Karar avukata kapıdan iletildi
Diyarbakır’ın Sur ilçesinde sokağa çıkma yasakları sırasında mahsur kalan ve tahliyeleri ardından gözaltına alınan çoğu çocuk 19’u tutuklu 40 kişi hakkında açılan davanın duruşması, Mayıs 2017’den bu yana Diyarbakır 5. Ağır Ceza Mahkemesi’nde görülüyor. Dosya kapsamında yargılanan sanıklardan biri, Helin Yapıcı. Davanın Mayıs 2017’deki ilk duruşmasına katılan Yapıcı duruşmanın ardından Diyarbakır E Tipi Kapalı Cezaevi’nden Elazığ T Tipi Kapalı Cezaevi’ne, daha sonra Osmaniye T Tipi Kapalı Cezaevi’ne sevk edildi. MA’dan Özgür Paksoy’un haberine göre; 4 yıl aradan sonra sanık sayısının çokluğunu gerekçe gösteren mahkeme, dosyayla ilgili tefrik kararı verdi. Ancak tefrik kararı sanık ve müdafilerine tebliğ edilmedi. Yapıcı, Mayıs 2017’deki duruşmadan sonra görülen hiçbir duruşmaya getirilmedi. Yapıcı, dava dosyanın tefrik edilmesi ardından 3 yıl sonra görülen 12. duruşmada hazır edildi. Duruşmada Yapıcı’nın tutukluluk halinin devamına karar verildi. Duruşmada Yapıcı hakkında verilen karar, avukatı Cemile Turhallı Balsak’a mübaşir tarafından kapıdan tebliğ edildi. Duruma itiraz ederek, mahkeme salonuna giren ve kararın yüzüne okunmasını talep eden avukat Balsak, mahkemenin sözlü hakaretlerine maruz kaldı. Mahkeme başkanı, kararın usule aykırı olduğunu kaydeden Balsak’a, “Saygısızlık etmeyin, dışarı çıkın” dedi.
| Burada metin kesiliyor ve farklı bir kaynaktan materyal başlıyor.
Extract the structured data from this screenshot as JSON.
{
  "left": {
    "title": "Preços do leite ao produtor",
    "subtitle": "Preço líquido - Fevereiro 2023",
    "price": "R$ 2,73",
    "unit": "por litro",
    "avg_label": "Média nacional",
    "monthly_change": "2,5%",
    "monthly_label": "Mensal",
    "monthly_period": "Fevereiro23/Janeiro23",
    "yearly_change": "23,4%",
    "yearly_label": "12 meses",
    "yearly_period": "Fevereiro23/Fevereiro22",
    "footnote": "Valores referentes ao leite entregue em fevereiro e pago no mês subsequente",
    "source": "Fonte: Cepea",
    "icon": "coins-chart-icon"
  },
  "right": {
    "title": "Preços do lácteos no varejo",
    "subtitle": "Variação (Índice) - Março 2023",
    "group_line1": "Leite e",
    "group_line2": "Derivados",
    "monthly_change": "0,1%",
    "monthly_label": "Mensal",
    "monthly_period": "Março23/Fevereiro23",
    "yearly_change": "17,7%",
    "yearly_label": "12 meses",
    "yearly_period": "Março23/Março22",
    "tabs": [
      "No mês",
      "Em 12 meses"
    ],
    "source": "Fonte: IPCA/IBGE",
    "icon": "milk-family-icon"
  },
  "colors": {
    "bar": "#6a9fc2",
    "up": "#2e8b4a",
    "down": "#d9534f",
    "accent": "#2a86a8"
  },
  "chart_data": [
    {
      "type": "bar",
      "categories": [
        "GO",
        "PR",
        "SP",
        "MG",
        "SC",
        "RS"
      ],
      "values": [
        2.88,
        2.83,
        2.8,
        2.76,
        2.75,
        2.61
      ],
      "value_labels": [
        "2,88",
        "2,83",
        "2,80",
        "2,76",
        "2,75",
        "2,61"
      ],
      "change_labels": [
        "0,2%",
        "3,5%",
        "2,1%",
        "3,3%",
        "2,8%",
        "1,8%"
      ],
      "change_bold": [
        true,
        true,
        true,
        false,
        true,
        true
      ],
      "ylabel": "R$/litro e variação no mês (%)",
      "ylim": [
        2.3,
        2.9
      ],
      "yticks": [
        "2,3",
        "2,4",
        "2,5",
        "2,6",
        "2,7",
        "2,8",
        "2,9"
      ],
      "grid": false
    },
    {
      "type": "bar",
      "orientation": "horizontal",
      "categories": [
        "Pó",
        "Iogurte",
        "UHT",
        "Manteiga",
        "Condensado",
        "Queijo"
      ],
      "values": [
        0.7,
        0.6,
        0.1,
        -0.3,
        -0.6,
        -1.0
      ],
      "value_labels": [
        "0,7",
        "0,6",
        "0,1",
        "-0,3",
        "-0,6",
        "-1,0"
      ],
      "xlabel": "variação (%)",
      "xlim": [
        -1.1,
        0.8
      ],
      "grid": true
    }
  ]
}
Bunun üzerine Balsak, “Asıl saygısızlık, kapıdan ara kararı avukatın eline vermeniz. Avukata saygı hakkına riayet etmemeniz saygısızlık” diyerek, heyete tepki gösterdi.Mahkeme hakkında suç duyurusunda bulunacağını belirten Balsak, kararın bu şekilde tebliğ edilmesinin kabul edilemez olduğunu belirtti. Baro tarafından bir gözlemci heyet oluşturularak, mahkemenin tarafsızlığı, adil yargılama, kişi özgürlüğü ve güvenliğine dair duruşmaları izleyerek rapor oluşturması gerektiğini ifade eden Balsak, raporun kamuoyu ile paylaşılması, rapor sonrasında Anayasa Mahkemesi (AYM) ve Avrupa İnsan Hakları Mahkemesi’ne (AİHM) başvurulması gerektiğinin altını çizdi.